I thought it said deep fried crab land and was ready to visit. Huh! Legoland came joint last in the Soil Association Visitor Attractions League Table 2018. A survey of food offered to children and families at the UK's most popular visitor attractions
I'll bang on the glass 'till I get one. Apart from my own of course, these are some of the best sausage rolls in West Suffolk. Just as I took this snap someone came along and bought them both so Scarlett and I ate an excellent Chicken Caesar salad and the daily special sandwich of Battered Smoked Haddock, Mushy Peas, Tartare Sauce with Cos lettuce. Ice Cafe I'll be back for a sausage roll...
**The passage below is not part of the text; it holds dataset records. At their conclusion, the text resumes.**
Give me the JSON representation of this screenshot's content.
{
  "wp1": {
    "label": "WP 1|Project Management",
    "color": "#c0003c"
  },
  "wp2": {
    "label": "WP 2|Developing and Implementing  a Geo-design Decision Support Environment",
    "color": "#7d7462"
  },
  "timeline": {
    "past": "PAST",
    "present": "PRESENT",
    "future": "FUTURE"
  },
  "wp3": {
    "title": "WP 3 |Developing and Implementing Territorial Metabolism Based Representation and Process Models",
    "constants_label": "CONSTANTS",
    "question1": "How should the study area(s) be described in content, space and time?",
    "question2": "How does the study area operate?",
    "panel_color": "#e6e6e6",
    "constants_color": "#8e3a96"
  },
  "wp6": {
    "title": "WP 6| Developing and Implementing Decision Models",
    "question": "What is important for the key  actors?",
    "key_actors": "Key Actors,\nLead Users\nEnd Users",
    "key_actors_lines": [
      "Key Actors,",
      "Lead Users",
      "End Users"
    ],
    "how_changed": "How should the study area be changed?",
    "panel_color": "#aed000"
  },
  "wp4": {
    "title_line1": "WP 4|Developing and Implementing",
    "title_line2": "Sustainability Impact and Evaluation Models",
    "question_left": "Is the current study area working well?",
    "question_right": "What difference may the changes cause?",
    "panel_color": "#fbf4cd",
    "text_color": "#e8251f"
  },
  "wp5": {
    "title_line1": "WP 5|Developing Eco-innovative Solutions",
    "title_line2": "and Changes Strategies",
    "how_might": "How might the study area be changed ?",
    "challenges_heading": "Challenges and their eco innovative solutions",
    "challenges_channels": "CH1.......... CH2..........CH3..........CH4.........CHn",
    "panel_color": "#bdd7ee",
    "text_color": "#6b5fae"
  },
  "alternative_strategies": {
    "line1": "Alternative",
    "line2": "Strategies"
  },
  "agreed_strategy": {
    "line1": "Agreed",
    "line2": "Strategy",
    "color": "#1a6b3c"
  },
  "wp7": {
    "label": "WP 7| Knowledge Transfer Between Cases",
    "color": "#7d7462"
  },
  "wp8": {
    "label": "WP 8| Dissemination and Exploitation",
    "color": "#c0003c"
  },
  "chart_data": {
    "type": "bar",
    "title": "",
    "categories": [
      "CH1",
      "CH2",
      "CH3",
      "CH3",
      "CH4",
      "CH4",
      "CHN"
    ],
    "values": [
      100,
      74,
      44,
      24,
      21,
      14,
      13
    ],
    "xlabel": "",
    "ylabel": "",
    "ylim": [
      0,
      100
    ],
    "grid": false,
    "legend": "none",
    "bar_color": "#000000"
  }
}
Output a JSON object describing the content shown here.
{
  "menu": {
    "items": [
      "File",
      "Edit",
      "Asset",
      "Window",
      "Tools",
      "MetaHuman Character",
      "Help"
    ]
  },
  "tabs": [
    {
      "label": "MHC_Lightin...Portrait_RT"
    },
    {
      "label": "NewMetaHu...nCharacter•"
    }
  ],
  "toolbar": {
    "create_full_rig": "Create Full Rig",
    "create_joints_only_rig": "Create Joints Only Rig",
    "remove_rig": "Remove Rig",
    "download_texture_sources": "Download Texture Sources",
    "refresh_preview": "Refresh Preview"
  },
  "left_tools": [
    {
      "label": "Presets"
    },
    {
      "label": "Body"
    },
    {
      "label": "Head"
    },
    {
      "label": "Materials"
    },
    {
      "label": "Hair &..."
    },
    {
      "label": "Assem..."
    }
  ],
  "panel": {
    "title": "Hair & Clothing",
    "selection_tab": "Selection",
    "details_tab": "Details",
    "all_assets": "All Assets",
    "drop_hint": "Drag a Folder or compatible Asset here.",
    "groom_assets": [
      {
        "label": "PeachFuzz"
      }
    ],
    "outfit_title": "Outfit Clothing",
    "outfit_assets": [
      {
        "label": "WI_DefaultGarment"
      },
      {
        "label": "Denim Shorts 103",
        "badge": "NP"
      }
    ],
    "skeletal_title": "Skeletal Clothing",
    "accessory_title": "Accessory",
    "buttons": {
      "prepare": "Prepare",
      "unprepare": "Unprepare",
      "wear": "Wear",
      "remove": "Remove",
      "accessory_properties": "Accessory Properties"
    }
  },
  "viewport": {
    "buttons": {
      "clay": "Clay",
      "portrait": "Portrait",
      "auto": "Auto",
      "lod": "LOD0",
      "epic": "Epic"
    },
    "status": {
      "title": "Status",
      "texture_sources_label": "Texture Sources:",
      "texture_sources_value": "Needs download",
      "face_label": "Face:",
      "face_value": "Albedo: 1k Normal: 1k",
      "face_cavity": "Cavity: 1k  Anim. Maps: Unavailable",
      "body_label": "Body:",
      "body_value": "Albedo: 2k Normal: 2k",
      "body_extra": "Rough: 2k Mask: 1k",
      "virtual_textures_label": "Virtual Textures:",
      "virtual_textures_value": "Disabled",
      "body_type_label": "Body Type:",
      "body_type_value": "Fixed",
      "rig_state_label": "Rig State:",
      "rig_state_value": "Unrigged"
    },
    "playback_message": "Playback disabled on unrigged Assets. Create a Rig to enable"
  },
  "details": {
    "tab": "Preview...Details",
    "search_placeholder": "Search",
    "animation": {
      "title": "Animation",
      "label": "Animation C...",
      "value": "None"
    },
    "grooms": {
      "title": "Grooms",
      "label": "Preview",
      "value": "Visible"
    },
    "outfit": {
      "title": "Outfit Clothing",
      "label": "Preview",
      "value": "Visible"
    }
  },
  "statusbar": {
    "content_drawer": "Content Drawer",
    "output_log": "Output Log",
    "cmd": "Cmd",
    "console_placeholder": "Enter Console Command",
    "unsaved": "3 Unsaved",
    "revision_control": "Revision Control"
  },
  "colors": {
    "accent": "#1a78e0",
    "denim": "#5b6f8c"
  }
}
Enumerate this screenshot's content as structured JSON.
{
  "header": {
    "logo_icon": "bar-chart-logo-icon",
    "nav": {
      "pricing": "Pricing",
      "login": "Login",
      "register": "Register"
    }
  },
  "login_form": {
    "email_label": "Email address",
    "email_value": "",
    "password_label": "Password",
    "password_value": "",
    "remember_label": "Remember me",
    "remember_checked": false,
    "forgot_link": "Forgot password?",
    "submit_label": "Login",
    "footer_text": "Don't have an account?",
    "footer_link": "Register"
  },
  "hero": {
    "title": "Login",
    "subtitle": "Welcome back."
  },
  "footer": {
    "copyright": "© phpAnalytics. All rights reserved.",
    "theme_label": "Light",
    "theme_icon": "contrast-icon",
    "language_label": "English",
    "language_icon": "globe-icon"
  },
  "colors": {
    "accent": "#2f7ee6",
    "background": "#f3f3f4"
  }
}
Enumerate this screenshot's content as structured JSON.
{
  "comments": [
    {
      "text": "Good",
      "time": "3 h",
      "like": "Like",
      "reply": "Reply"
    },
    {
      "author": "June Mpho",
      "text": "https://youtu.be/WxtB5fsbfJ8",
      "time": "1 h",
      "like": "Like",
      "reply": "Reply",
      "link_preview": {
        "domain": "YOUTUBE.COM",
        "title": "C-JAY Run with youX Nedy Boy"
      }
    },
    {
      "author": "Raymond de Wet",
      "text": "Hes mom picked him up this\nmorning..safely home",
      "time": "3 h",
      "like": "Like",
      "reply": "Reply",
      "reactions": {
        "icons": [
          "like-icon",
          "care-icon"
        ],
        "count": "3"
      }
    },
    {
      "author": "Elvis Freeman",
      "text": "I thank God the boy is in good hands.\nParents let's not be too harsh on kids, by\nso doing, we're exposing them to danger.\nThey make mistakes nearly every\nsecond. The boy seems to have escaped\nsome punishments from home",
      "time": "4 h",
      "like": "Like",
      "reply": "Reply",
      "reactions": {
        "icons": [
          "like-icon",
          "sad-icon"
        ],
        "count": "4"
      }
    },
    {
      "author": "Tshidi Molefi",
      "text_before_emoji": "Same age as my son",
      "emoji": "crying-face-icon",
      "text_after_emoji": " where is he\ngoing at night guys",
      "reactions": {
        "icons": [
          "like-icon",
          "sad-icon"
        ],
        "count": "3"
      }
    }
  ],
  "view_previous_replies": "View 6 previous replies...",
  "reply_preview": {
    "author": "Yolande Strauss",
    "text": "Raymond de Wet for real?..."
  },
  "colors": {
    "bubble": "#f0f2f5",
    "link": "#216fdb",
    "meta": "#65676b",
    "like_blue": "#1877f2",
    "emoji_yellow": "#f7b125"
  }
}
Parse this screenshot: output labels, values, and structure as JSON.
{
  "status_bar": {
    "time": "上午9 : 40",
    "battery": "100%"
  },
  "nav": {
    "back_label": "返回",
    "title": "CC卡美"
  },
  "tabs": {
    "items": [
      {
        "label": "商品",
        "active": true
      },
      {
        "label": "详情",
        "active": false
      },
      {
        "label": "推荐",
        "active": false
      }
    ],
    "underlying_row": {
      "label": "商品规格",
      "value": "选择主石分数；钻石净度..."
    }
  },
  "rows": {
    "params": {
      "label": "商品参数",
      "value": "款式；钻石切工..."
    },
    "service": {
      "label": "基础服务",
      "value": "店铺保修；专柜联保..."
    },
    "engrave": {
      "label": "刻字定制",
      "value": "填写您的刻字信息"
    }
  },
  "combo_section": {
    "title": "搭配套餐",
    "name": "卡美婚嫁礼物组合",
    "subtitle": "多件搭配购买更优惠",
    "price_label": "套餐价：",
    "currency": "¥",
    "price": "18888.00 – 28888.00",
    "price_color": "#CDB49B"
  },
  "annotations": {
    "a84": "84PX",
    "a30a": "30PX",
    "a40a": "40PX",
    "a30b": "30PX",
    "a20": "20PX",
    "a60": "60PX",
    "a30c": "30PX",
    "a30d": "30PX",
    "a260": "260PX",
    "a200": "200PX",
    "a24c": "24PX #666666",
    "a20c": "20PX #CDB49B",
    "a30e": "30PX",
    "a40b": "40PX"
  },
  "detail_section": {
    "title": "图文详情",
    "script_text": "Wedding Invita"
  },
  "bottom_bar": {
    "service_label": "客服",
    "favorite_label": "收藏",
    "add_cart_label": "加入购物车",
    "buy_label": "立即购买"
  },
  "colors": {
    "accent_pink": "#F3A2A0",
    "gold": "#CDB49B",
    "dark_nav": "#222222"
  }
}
Love it or hate it the chances are a Christmas Pudding will be making an appearance on your festive table. I was intrigued to try a Bunty's Christmas pudding created to win over the haters amongst you. The hand-made Waveney Valley pudding arrived so beautifully presented it was a shame to cut off the ribbons and bows from the muslin wrapped Mason Cash bowl. Steamed for one and half hours according to the instructions, the waft of fruit and spice was noticable when I cut the string and removed the paper to turn it out.The texture was quite different from any pudding I've tried before; soft and light without the whole fruits and crumbly texture of a traditional pud but a rich and dark colour, yet not stodgy. The balance of fruit and alcohol is excellent, with more than a hint of prune and raisins enhanced with Pedro Ximenez sherry. In fact this is a pudding where you might possibly manage seconds. Check out Bunty's website to find your local stockist.
There's something about the low sun and the cooler days that tempts me to get out the last of my 2017 green tomato chutney to dollop on a generous portion of game pate and crisp, warm buttered toast. I tried Wild and Game Grouse Brandy and Herb Pate and also their very nice Pheasant, Pistachio and Port Pate. A rather lovely late lunch. Pheasant season starts soon. Whoop!
These little botanical and fruit pockets arrived in the SuffolkFoodie mail box last week and proved to be the perfect excuse to get the gin bottle out and experiment a little. The infusion pockets are fully biodegradable and plastic free (round of applause for that) and have been created by Dominic Limbrey of D.J. Limbrey Distilling to add an additional dimension to a drink. As Dominic suggests, add a different dynamic to your favourite cocktail, pimp up your prosecco or simply add the botanical bags to your tonic. We dangled the cold infusions bags into all manner of mixes and came out with top marks for the Stirring Botanicals in our gin. (elderberries, burdock root, juniper berries, liquorice root, coriander seeds, dandelion leaves, honeybush, elderflower, allspice berry, cardamom, hibiscus, apple, fermented lemon peel, rosehip, orange peel) The Summer Equinox (hibiscus, apple,rosehip,lemon verbena, freeze dried raspberry, freeze dried strawberry) mixed with a plain tonic scored well in our Drinks for Drivers category. Of course Mr S.Foodie enjoyed the lekker flavours of South Africa in his Rooibos Spice infused lemonade. DJ's Cold Infusion Pockets retail at £9.99 for a box of 10 and you'll get a free stirring spoon if you buy a box before 31st December 2018. That's a Christmas present sorted then.
Had to go and see why everybody's been wow-ing about the Southern French, wood fired cooking at Sardine. (Hoxton of course). There's was a taste of Italian and Spanish cuisine on the menu too, which at lunch time was a short and precise offering, with an excellent value 'prix fixe', £20 for three courses. The space is small with a large communal table in the middle and a few smaller tables for those less sociable. Food was as delicious as it sounded, slightly rustic but flavours punching above their weight. Not many places these days that settle for simple plating but that's just what we loved about it. Not a tweezer in sight.